FOCOS screens patients for tuberculosis (TB) but does not treat them here. Fortunately, there are successful TB treatment centers set up by organizations like USAID and The Global Fund. The Global Fund has also been instrumental in making medication for malaria available here. The US has mass distributed nets and insecticides, and Ghana is fortunate to not have abundant drug-resistant mosquitoes like elsewhere.
A recent yellow fever outbreak occurred during the ebola epidemic, and many thought that it was ebola. However, Ghana was untouched by ebola, and Dr. Otori-Amantuan was actually involved in a workshop at NYU discussing Ghana and other nations’ preparations for potential ebola outbreaks (Read the article here: “Preparing for Ebola Virus Disease in West African countries not yet affected”). He feels that Ghana got lucky, as there were major flaws in ebola preparation spanning from the health system to the government and immigration. Around the same time there was a cholera epidemic in Accra, and “things spiraled out of control”. Multiple regions were sick for months, and over 20,000 people had cholera.
Typhoid is prevalent but many people in Accra buy their food, which helps unless regulations are not enforced. Those who do not know how to properly cook or store their food are most affected, so typhoid manifests among the poor. FOCOS is fortunate to have their own water treatment plant to avoid typhoid and other infections.
What is the perception of HIV/AIDS here?
HIV treatment here is free, and most of those infected during its peak have passed away. One problem is that people on treatment feel so well that they think they’re cured and do not need to disclose their status to their partner(s). Poorer patients do not comply with their meds and may sell them for money. The stigma of HIV/AIDS is still prominent, with even married couples sometimes not exchanging their status. Polygamy is also common, which can cause a web-like spread of the infection.
What are some other public health issues on the rise?
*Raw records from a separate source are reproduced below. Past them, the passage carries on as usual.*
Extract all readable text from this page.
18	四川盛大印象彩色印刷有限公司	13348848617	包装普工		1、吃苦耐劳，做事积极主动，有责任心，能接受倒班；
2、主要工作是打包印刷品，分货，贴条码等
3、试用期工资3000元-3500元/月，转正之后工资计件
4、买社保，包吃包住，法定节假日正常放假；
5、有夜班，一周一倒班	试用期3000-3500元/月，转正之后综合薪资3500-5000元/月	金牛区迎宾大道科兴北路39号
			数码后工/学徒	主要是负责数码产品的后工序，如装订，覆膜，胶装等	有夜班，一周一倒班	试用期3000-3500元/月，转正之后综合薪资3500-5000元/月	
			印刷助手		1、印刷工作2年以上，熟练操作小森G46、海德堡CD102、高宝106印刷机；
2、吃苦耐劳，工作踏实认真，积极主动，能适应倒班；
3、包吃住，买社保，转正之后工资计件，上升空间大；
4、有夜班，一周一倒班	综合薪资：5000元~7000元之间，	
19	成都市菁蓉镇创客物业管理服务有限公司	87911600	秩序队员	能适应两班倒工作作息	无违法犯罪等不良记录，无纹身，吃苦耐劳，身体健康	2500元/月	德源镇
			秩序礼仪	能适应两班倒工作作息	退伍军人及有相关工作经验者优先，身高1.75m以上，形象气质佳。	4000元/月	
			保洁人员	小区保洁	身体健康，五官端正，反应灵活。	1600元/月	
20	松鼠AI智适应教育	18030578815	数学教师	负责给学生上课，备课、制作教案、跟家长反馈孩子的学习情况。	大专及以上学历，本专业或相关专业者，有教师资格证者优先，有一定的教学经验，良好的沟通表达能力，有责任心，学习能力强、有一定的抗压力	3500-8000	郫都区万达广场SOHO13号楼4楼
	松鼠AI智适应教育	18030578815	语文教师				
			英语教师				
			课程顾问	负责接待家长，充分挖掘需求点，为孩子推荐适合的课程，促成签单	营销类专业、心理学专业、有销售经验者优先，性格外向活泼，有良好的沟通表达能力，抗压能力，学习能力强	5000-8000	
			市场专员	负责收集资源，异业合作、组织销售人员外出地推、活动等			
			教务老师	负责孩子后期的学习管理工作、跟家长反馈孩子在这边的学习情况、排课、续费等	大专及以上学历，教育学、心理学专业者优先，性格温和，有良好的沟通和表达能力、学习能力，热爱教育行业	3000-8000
7.7% of secondary school and university students smoke cigarettes, which traditionally was not a problem here. Dr. Otori-Amantuan explained that there are no regulations on cigarette smoking in Ghana like there are in the US, so tobacco companies can make packages look glamorous and taxes are not raised to hinder purchases. The drinking age is 18, though unenforced. Wealthier youth is becoming more involved in psychoactive drugs due to “cross-cultural fertilization”, as well.
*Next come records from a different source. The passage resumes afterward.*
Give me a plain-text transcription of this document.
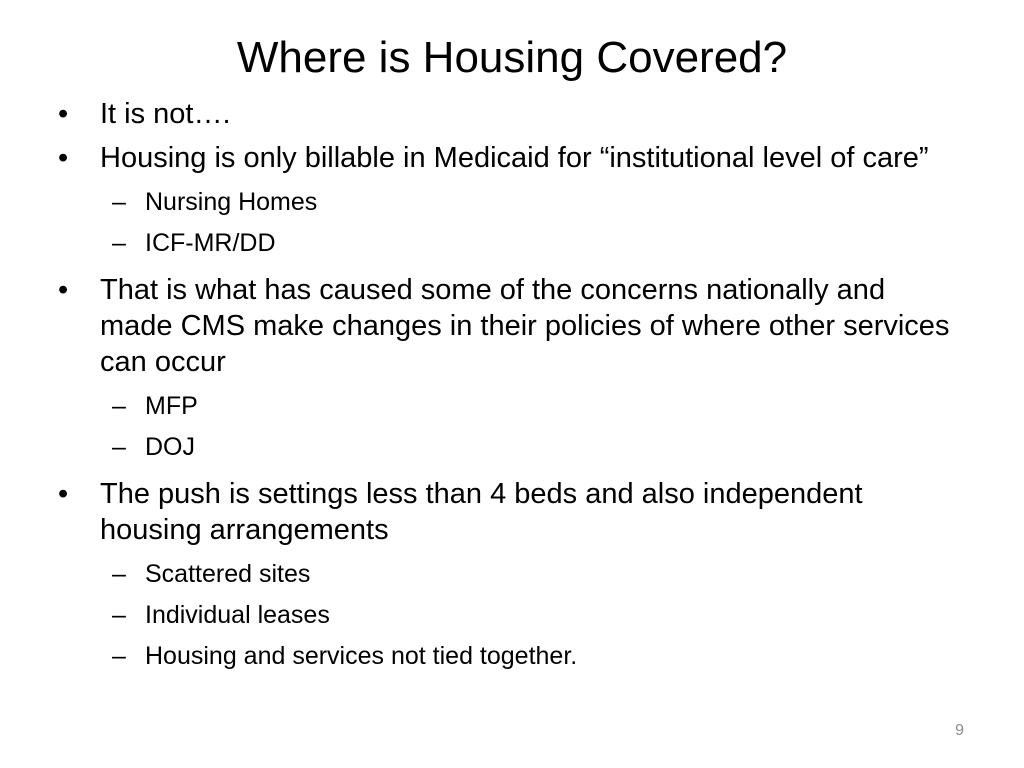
Where is Housing Covered?
•	It is not….
•	Housing is only billable in Medicaid for “institutional level of care”
– Nursing Homes
– ICF-MR/DD
•	That is what has caused some of the concerns nationally and made CMS make changes in their policies of where other services can occur
– MFP
– DOJ
•	The push is settings less than 4 beds and also independent housing arrangements
– Scattered sites
– Individual leases
– Housing and services not tied together.
9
After my in-depth discussion with Dr. Otori-Amantuan, I visited children in the wards with social worker Paschalina and teacher Auntie Patty. Each child got to pick toys and candy, and they went crazy over their new sunglasses! It was so interesting to see how the children open up to Paschalina about their struggles, like missing home. The patients were so thankful towards me and I was so thankful that I could brighten their days. I then headed to JB House, where I distributed the same goodies and gave temporary tattoos to all of the children. Once they got the hang of it, their arms were covered.
I am extremely fortunate to be learning so much. Today was another inspiring day filled with smiles, and I can’t wait for the next!